A prototype version of OnAIR was tested on NASA’s NAMASTE mission, which used a fleet of autonomous drones to measure methane distribution at Alaskan permafrost sites. (NAMASTE stands for Network for the Assessment of Methane Activity in Space and Terrestrial Environments.)

“OnAIR helped drones maximize data acquisition in areas of high scientific interest by providing a standard for data ingestion and processing involved in the NAMASTE software architecture, including autonomous measurements made by the drone-integrated Multifunctional Nanosensor Platform instrument,” Mahmooda Sultana, an instrument scientist at NASA’s Goddard Planetary Environments Laboratory with a PhD in chemical engineering from the Massachusetts Institute of Technology, said by email.

Through SpaceCube Edge-Node Intelligent Collaboration (SCENIC), a family of reconfigurable processors built from commercial off-the-shelf, radiation-hardened components was tested on the International Space Station. Credit: POT

Tests on the ISS

OnAIR was also tested through the SpaceCube Edge-Node Intelligent Collaboration, or SCENIC. SpaceCube is a family of reconfigurable processors made from commercial, off-the-shelf, radiation-hardened components. In 2023, a SpaceCube was placed on the exterior of the International Space Station.
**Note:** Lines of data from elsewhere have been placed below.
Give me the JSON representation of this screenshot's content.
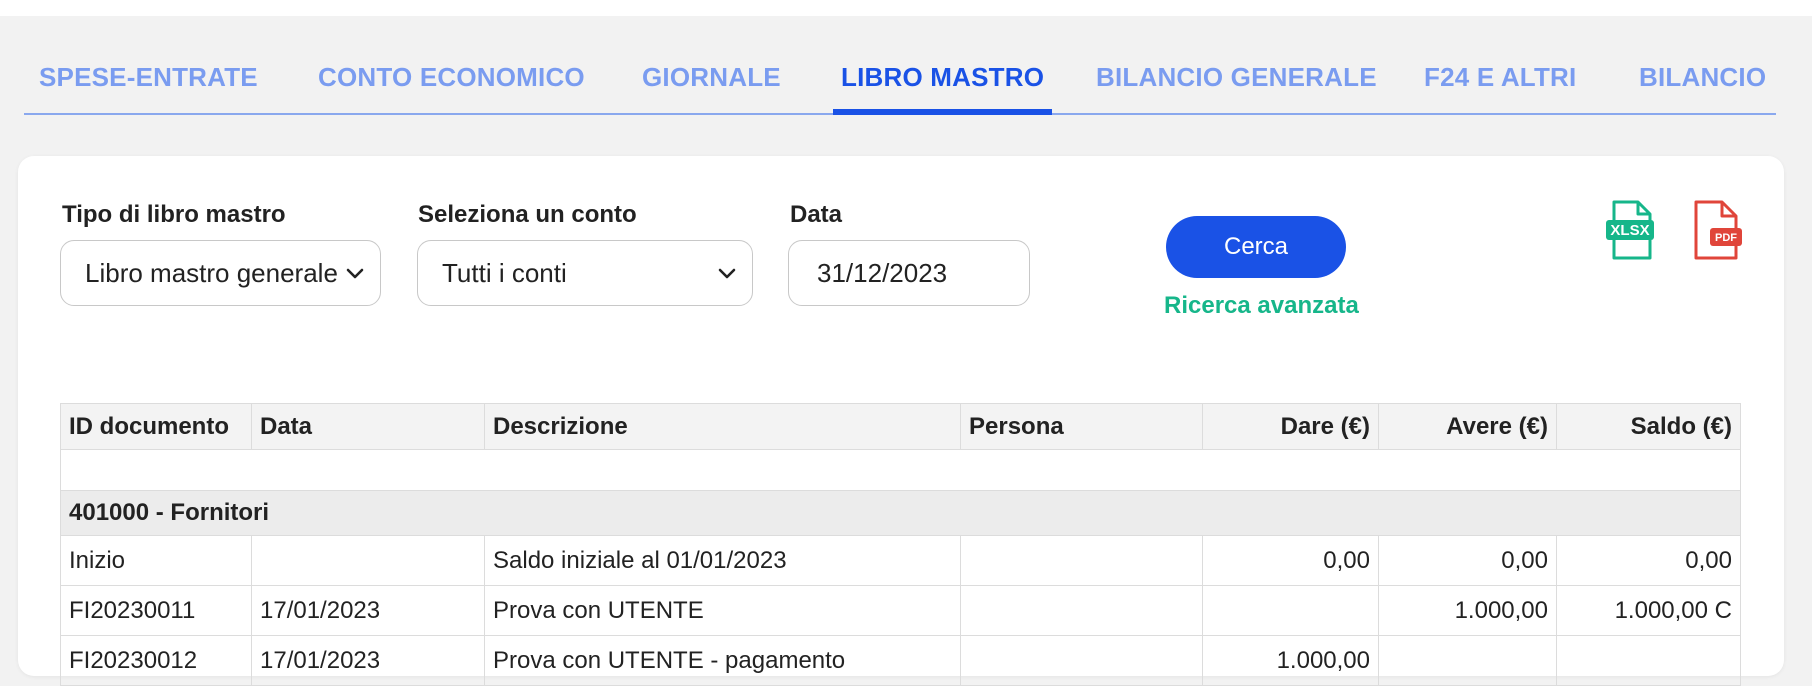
{
  "tabs": [
    {
      "label": "SPESE-ENTRATE",
      "active": false
    },
    {
      "label": "CONTO ECONOMICO",
      "active": false
    },
    {
      "label": "GIORNALE",
      "active": false
    },
    {
      "label": "LIBRO MASTRO",
      "active": true
    },
    {
      "label": "BILANCIO GENERALE",
      "active": false
    },
    {
      "label": "F24 E ALTRI",
      "active": false
    },
    {
      "label": "BILANCIO",
      "active": false
    }
  ],
  "filters": {
    "tipo_label": "Tipo di libro mastro",
    "tipo_value": "Libro mastro generale",
    "conto_label": "Seleziona un conto",
    "conto_value": "Tutti i conti",
    "data_label": "Data",
    "data_value": "31/12/2023"
  },
  "actions": {
    "search_label": "Cerca",
    "advanced_label": "Ricerca avanzata",
    "xlsx_label": "XLSX",
    "pdf_label": "PDF"
  },
  "colors": {
    "accent": "#1a52e6",
    "tab_inactive": "#7a9cf0",
    "advanced_link": "#16b68a",
    "xlsx_icon": "#16b68a",
    "pdf_icon": "#e0453a"
  },
  "table": {
    "columns": [
      "ID documento",
      "Data",
      "Descrizione",
      "Persona",
      "Dare (€)",
      "Avere (€)",
      "Saldo (€)"
    ],
    "group": "401000 - Fornitori",
    "rows": [
      [
        "Inizio",
        "",
        "Saldo iniziale al 01/01/2023",
        "",
        "0,00",
        "0,00",
        "0,00"
      ],
      [
        "FI20230011",
        "17/01/2023",
        "Prova con UTENTE",
        "",
        "",
        "1.000,00",
        "1.000,00 C"
      ],
      [
        "FI20230012",
        "17/01/2023",
        "Prova con UTENTE - pagamento",
        "",
        "1.000,00",
        "",
        ""
      ]
    ]
  }
}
After completing its primary mission, including demonstrating the performance of commercial field-programmable gate arrays in space, the SPAR Laboratory overcame multiple challenges to perform an OnAIR demonstration.
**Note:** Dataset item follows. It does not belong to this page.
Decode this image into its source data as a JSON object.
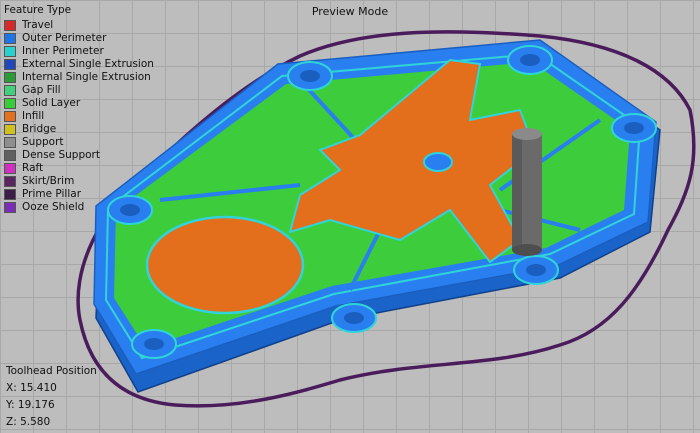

“We originally thought we had a full year to prepare and upload OnAIR to SCENIC, but after two months we learned that SCENIC would be shut down earlier than expected,” James Marshall, a software engineer in NASA Goddard’s Science Data Processing Branch with a Ph.D. in computer science from George Washington University, said via email. As a result, Marshall and his colleagues were able to complete a year-long project in six months.

They also learned to work with SCENIC’s slow main processor. “The clock speed was 100 (megahertz) and the architecture is less common, so it was difficult to port the Python libraries we needed and performance was slow,” Marshall said.

Linking OnAIR to SCENIC’s existing core flight system posed another hurdle, which researchers overcame with knowledge from previous projects.

“The entire team (all three) had written software for SCENIC, so we were able to test everything on the SCENIC FlatSat and integrate the code easily,” Marshall said.